Readers can visit the relevant drop-down pages here for more information on Christopher Deliso’s past, present and future fiction projects. These range from flash fiction, short stories and experimental works to novellas and multi-part series. Much more information will be provided as it becomes available, and new stories may also be uploaded to the website in the relevant sub-pages, so do check in periodically to see what has been updated.
For those readers interested to get a better understanding of Christopher Deliso’s fictional preferences, knowing something of the author’s literary influences might prove useful.
Thus, first of all, as a small child, he was enthralled by the stories of the small creatures that inhabited the forests close to his own, in the tales of Thornton Burgess. And then, as he developed an interest in history, various anonymous (and probably, mostly apocryphal) biographies of early American explorers and heroes like Daniel Boone, Davy Crockett and Francis Marion (‘The Swamp Fox’ of the Revolution) captivated his mind. And he read with great attention all of the Hardy Boys mysteries, with their dependable bygone charm and (for a child, at least) unexpected twists that kept him turning the pages as the mysteries developed.
As he grew older, Christopher Deliso found that he continued to gravitate towards certain authors naturally, and among these the strongest connection was with another local native of his state, Jack Kerouac. Another writer whose works he read with great attention and admiration was James Joyce. And then were was the formidable Yeats… Feodor Dostoevsky was another of the author’s favorite writers at this time (the late 80s and early 90s). Among the ‘taught’ writers in high school, Faulkner, Woolf, Blake, Marquez, Hopkins and Poe.
These and other fiction authors exposed Christopher Deliso to other traditions of thought, and helped develop his interests in philosophy and theology from the early 90s. These included Buddhism, Hinduism and the various early and medieval Christian traditions. He undertook, never systematically but always out of some great fervor, the study of the pre-Socratics, of Plato and the neo-Platonists, the Desert Fathers, and so on. He studied Early Modern philosophy, the post-modernists, and from that time reversed focus into literature, picking up new influences along the way.
The most enduring of these would have to be Jorge Luis Borges and Flann O;Brien (Brian O’Nolan) in the latter part of the 1990s.

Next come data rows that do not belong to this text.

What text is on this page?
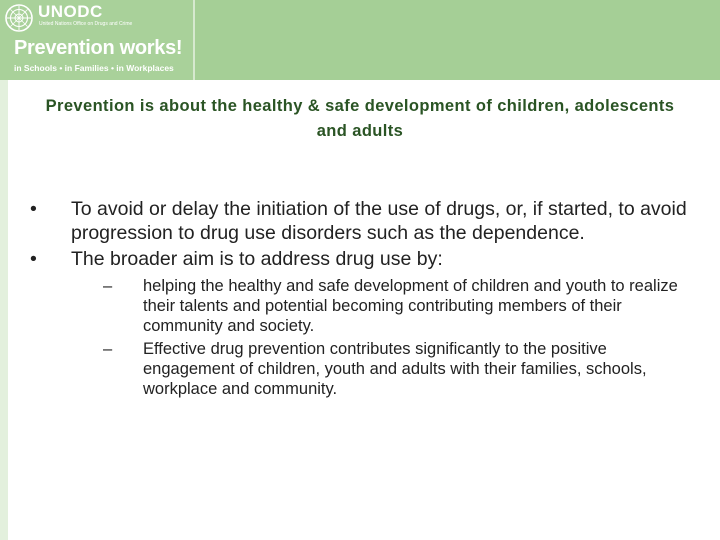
UNODC
United Nations Office on Drugs and Crime
Prevention works!
in Schools • in Families • in Workplaces
Prevention is about the healthy & safe development of children, adolescents and adults
• To avoid or delay the initiation of the use of drugs, or, if started, to avoid progression to drug use disorders such as the dependence.
• The broader aim is to address drug use by:
– helping the healthy and safe development of children and youth to realize their talents and potential becoming contributing members of their community and society.
– Effective drug prevention contributes significantly to the positive engagement of children, youth and adults with their families, schools, workplace and community.
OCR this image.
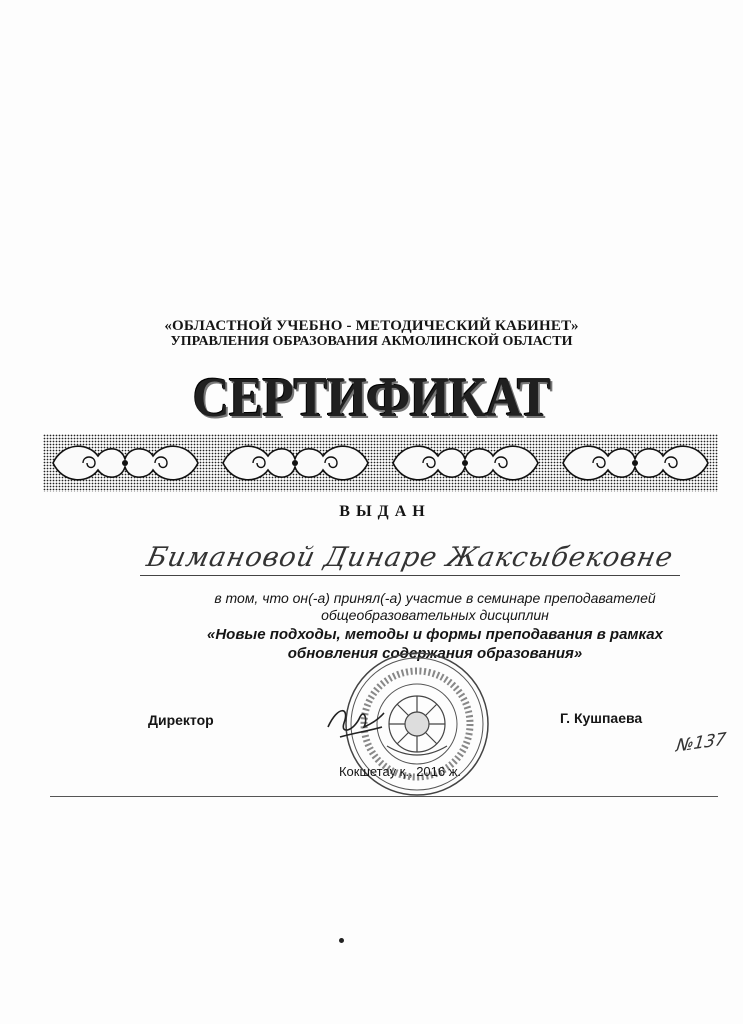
«ОБЛАСТНОЙ УЧЕБНО - МЕТОДИЧЕСКИЙ КАБИНЕТ»
УПРАВЛЕНИЯ ОБРАЗОВАНИЯ АКМОЛИНСКОЙ ОБЛАСТИ
СЕРТИФИКАТ
ВЫДАН
Бимановой Динаре Жаксыбековне
в том, что он(-а) принял(-а) участие в семинаре преподавателей
общеобразовательных дисциплин
«Новые подходы, методы и формы преподавания в рамках
обновления содержания образования»
Директор	Г. Кушпаева
№137
Кокшетау қ., 2016 ж.
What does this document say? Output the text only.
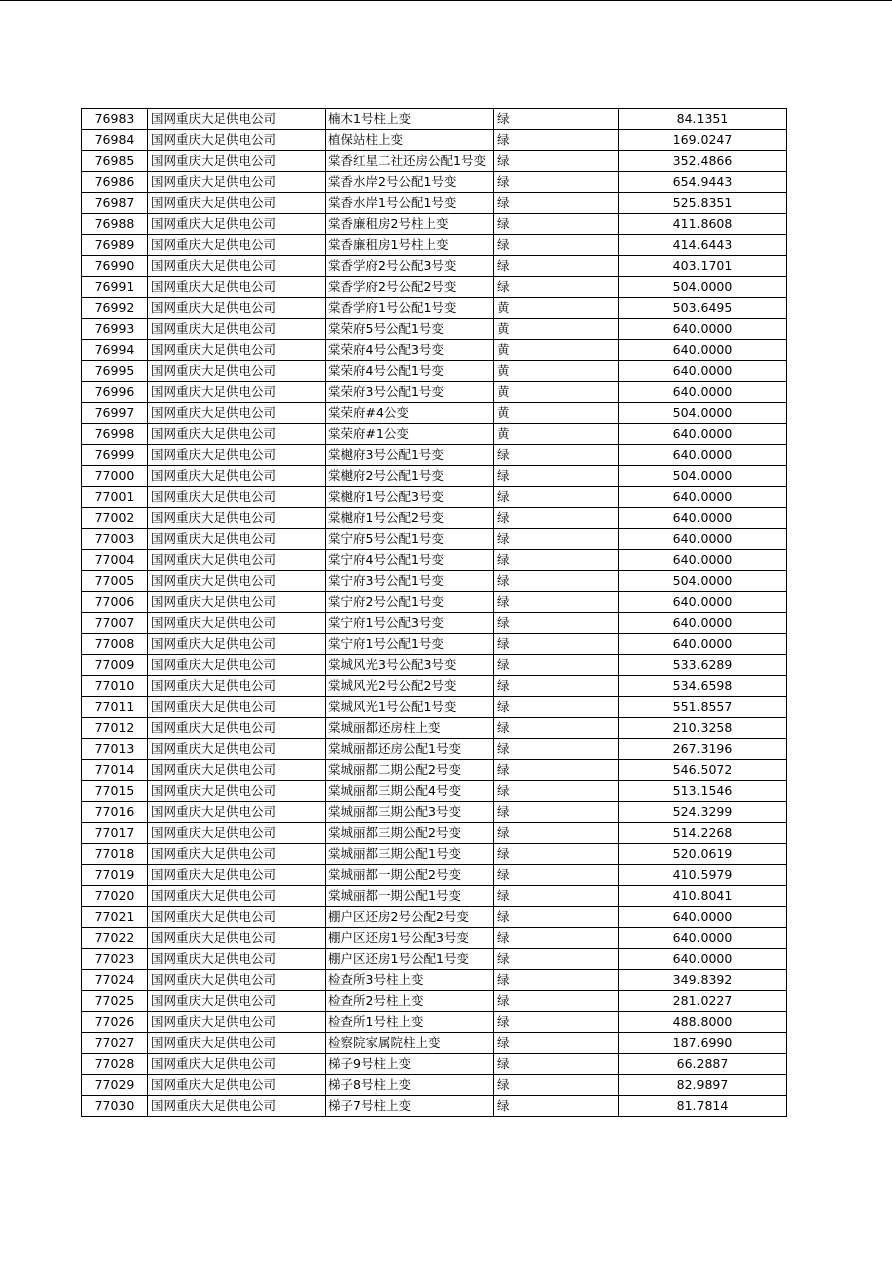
76983	国网重庆大足供电公司	楠木1号柱上变	绿	84.1351
76984	国网重庆大足供电公司	植保站柱上变	绿	169.0247
76985	国网重庆大足供电公司	棠香红星二社还房公配1号变	绿	352.4866
76986	国网重庆大足供电公司	棠香水岸2号公配1号变	绿	654.9443
76987	国网重庆大足供电公司	棠香水岸1号公配1号变	绿	525.8351
76988	国网重庆大足供电公司	棠香廉租房2号柱上变	绿	411.8608
76989	国网重庆大足供电公司	棠香廉租房1号柱上变	绿	414.6443
76990	国网重庆大足供电公司	棠香学府2号公配3号变	绿	403.1701
76991	国网重庆大足供电公司	棠香学府2号公配2号变	绿	504.0000
76992	国网重庆大足供电公司	棠香学府1号公配1号变	黄	503.6495
76993	国网重庆大足供电公司	棠荣府5号公配1号变	黄	640.0000
76994	国网重庆大足供电公司	棠荣府4号公配3号变	黄	640.0000
76995	国网重庆大足供电公司	棠荣府4号公配1号变	黄	640.0000
76996	国网重庆大足供电公司	棠荣府3号公配1号变	黄	640.0000
76997	国网重庆大足供电公司	棠荣府#4公变	黄	504.0000
76998	国网重庆大足供电公司	棠荣府#1公变	黄	640.0000
76999	国网重庆大足供电公司	棠樾府3号公配1号变	绿	640.0000
77000	国网重庆大足供电公司	棠樾府2号公配1号变	绿	504.0000
77001	国网重庆大足供电公司	棠樾府1号公配3号变	绿	640.0000
77002	国网重庆大足供电公司	棠樾府1号公配2号变	绿	640.0000
77003	国网重庆大足供电公司	棠宁府5号公配1号变	绿	640.0000
77004	国网重庆大足供电公司	棠宁府4号公配1号变	绿	640.0000
77005	国网重庆大足供电公司	棠宁府3号公配1号变	绿	504.0000
77006	国网重庆大足供电公司	棠宁府2号公配1号变	绿	640.0000
77007	国网重庆大足供电公司	棠宁府1号公配3号变	绿	640.0000
77008	国网重庆大足供电公司	棠宁府1号公配1号变	绿	640.0000
77009	国网重庆大足供电公司	棠城风光3号公配3号变	绿	533.6289
77010	国网重庆大足供电公司	棠城风光2号公配2号变	绿	534.6598
77011	国网重庆大足供电公司	棠城风光1号公配1号变	绿	551.8557
77012	国网重庆大足供电公司	棠城丽都还房柱上变	绿	210.3258
77013	国网重庆大足供电公司	棠城丽都还房公配1号变	绿	267.3196
77014	国网重庆大足供电公司	棠城丽都二期公配2号变	绿	546.5072
77015	国网重庆大足供电公司	棠城丽都三期公配4号变	绿	513.1546
77016	国网重庆大足供电公司	棠城丽都三期公配3号变	绿	524.3299
77017	国网重庆大足供电公司	棠城丽都三期公配2号变	绿	514.2268
77018	国网重庆大足供电公司	棠城丽都三期公配1号变	绿	520.0619
77019	国网重庆大足供电公司	棠城丽都一期公配2号变	绿	410.5979
77020	国网重庆大足供电公司	棠城丽都一期公配1号变	绿	410.8041
77021	国网重庆大足供电公司	棚户区还房2号公配2号变	绿	640.0000
77022	国网重庆大足供电公司	棚户区还房1号公配3号变	绿	640.0000
77023	国网重庆大足供电公司	棚户区还房1号公配1号变	绿	640.0000
77024	国网重庆大足供电公司	检查所3号柱上变	绿	349.8392
77025	国网重庆大足供电公司	检查所2号柱上变	绿	281.0227
77026	国网重庆大足供电公司	检查所1号柱上变	绿	488.8000
77027	国网重庆大足供电公司	检察院家属院柱上变	绿	187.6990
77028	国网重庆大足供电公司	梯子9号柱上变	绿	66.2887
77029	国网重庆大足供电公司	梯子8号柱上变	绿	82.9897
77030	国网重庆大足供电公司	梯子7号柱上变	绿	81.7814
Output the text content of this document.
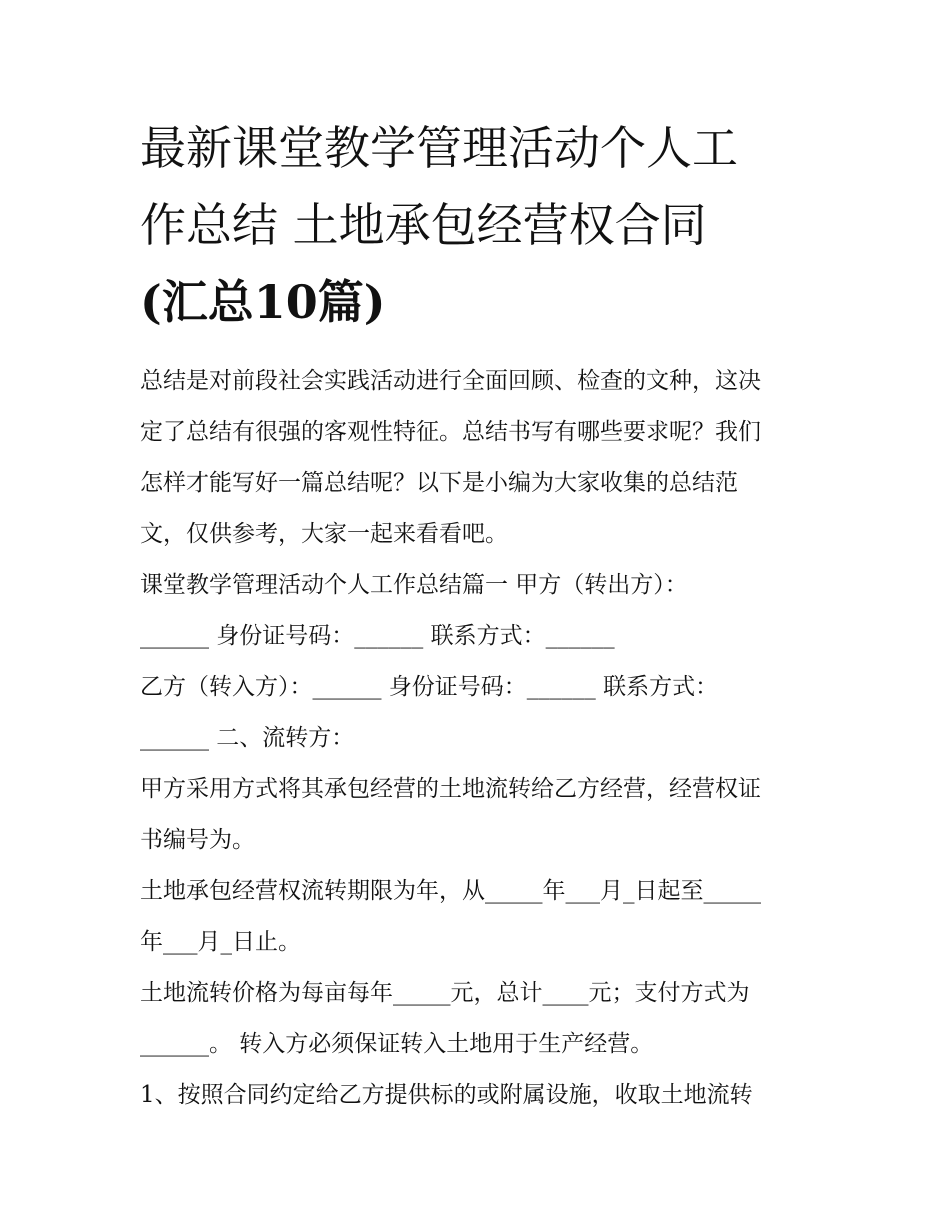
最新课堂教学管理活动个人工
作总结 土地承包经营权合同
(汇总10篇)
总结是对前段社会实践活动进行全面回顾、检查的文种，这决
定了总结有很强的客观性特征。总结书写有哪些要求呢？我们
怎样才能写好一篇总结呢？以下是小编为大家收集的总结范
文，仅供参考，大家一起来看看吧。
课堂教学管理活动个人工作总结篇一 甲方（转出方）：
______ 身份证号码：______ 联系方式：______
乙方（转入方）：______ 身份证号码：______ 联系方式：
______ 二、流转方：
甲方采用方式将其承包经营的土地流转给乙方经营，经营权证
书编号为。
土地承包经营权流转期限为年，从_____年___月_日起至_____
年___月_日止。
土地流转价格为每亩每年_____元，总计____元；支付方式为
______。 转入方必须保证转入土地用于生产经营。
1、按照合同约定给乙方提供标的或附属设施，收取土地流转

Another ‘late influence’ would be Ernest Hemingway (of course, the author had read his novels in high school but was never particularly moved by them; much later, reading A Moveable Feast made the author re-appraise his view of Hemingway).
Today, Christopher Deliso remains an avid reader on a daily basis of all sorts of work, whether it be fiction or non-fiction, often finding that it can be used in the strangest of places when you look at it right, in the form of new (or cyclical?) forms of writing.